I disagree. Using status codes has several disadvantages:

(1) They tie you to a specific business process. A business process is
just an algorithm implemented by people, and therefore the status codes
they use are just implementation details of an imperative process.

(2) States can be mutually exclusive, overlapping, or one state can
imply another. This is just confusing.

(3) They inherently require branching, which is complicated from a
logical standpoint. In SQL terms, this means using the CASE statement
more often, and requiring exclusions and other special treatment in
queries.

(4) It also means that any almost-correct query will provide an answer
that *looks* correct, even if it has subtle bugs because some state
should have been excluded, but wasn't.

Compare all those problems with something simple like just having the
tables: approval, purchase, and shipment_arrival. In that case, it's
simple to draw arbitrary implications from the data without awkward
exclusions and CASE statements (or any of the problems above).

Someone querying the data only needs to understand the predicates of the
relations, they don't need to understand what the states mean, nor do
they need to work backward from the meaning of the states to some kind
of query that properly handles the various states.
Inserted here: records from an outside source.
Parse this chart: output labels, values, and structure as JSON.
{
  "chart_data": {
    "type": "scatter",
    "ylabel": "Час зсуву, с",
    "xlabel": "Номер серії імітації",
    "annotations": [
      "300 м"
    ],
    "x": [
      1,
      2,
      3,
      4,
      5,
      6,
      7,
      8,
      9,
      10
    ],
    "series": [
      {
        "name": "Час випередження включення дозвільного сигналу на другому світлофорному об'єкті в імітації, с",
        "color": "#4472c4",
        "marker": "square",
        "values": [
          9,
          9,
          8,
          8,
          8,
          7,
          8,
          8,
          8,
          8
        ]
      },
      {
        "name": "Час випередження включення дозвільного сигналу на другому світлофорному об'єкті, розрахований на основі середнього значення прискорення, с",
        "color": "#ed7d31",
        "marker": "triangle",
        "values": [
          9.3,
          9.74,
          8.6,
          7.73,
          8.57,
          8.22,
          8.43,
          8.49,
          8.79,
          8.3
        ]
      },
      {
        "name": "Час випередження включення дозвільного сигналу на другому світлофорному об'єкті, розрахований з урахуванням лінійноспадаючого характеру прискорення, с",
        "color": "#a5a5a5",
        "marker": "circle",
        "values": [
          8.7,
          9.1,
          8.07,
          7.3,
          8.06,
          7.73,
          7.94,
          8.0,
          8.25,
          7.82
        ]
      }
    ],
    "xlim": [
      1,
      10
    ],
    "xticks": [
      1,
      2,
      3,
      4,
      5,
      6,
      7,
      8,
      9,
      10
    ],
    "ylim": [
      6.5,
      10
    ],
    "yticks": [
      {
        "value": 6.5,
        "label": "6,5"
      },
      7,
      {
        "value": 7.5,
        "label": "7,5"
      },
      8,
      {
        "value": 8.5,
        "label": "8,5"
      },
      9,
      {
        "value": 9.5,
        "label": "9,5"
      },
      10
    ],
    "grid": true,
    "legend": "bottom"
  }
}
The problems with states stem from the fact that relational expressions
(and SQL) are declarative, but states imply some kind of state machine.
The states pull us away from declarative language and force us into
imperative language.

Maybe I should write a blog entry about this.

> Excellent points. I've never been anywhere where we had a data
> dictionary. Still, "pending" isn't too bad -- especially if you've
> ever looked at schemas in commercial products, where there can
> sometimes seem to be a use of security through obscurity -- that is,
> some vendors seem to try to protect their IP by giving their database
> tables and columns completely meaningless names.

I would argue that your data dictionary should match your relations. If
you have useful definitions in your data dictionary, why not make the
relations match, so that you can easily make logical inferences using
the relational operators?

Even a CSV file can have a data dictionary. I don't think a data
dictionary is a justification for a weakness in a database design
(although it's certainly better than nothing).

> Boy, that sure seems like a bug. This should be legal, though:

It's not just a bug, it's a standardized bug.

SQL is confusing because it uses NULLs in at least two senses:
(1) Unknown. This is a value: the third truth value. Operators,
functions, and IN all think this is what NULL means.
(2) Nothingness. This is not a value. Aggregates and outer joins think
this is what NULL means.

COALESCE can obviously help you switch between those two senses of NULL,
but why should you have to? Why should you get a result that *looks*
correct from a query that *looks* correct when it's actually wrong?

My talk slides have a full example that illustrates such a query:
http://www.pgcon.org/2008/schedule/events/83.en.html

Any language can do anything, so I don't think of a workaround like
COALESCE as a justification for the bad standard behavior.

> Your explanation makes perfect sense. It's just that the first case
> seems wrong (to me, at least).

It is wrong -- or at least horribly inconsistent. If SQL really wanted
to have both unknown and nothingness, it should have called them two
separate things.

> Yeah. COALESCE() is your friend. This is also why I try to make
> columns NOT NULL as often as possible. NULLs are pretty evil.

I'll take this opportunity to point out that COALESCE has similar
problems to using states: it requires special cases and the result
always looks right even when it's wrong.

Compare to nil in Ruby. Every operator in SQL is defined for NULL input
in SQL, but virtually no operators are defined for nil input in Ruby.
This means that a wrong handling of the special value nil in Ruby will
almost always result in an error, but in SQL will produce a
correct-looking result.

Of course, using special cases (like nil) is still imperative
programming, but at least it's slightly less error prone.

When NULL is used in two very different senses like that in SQL, it
effectively makes it an untyped system like assembly.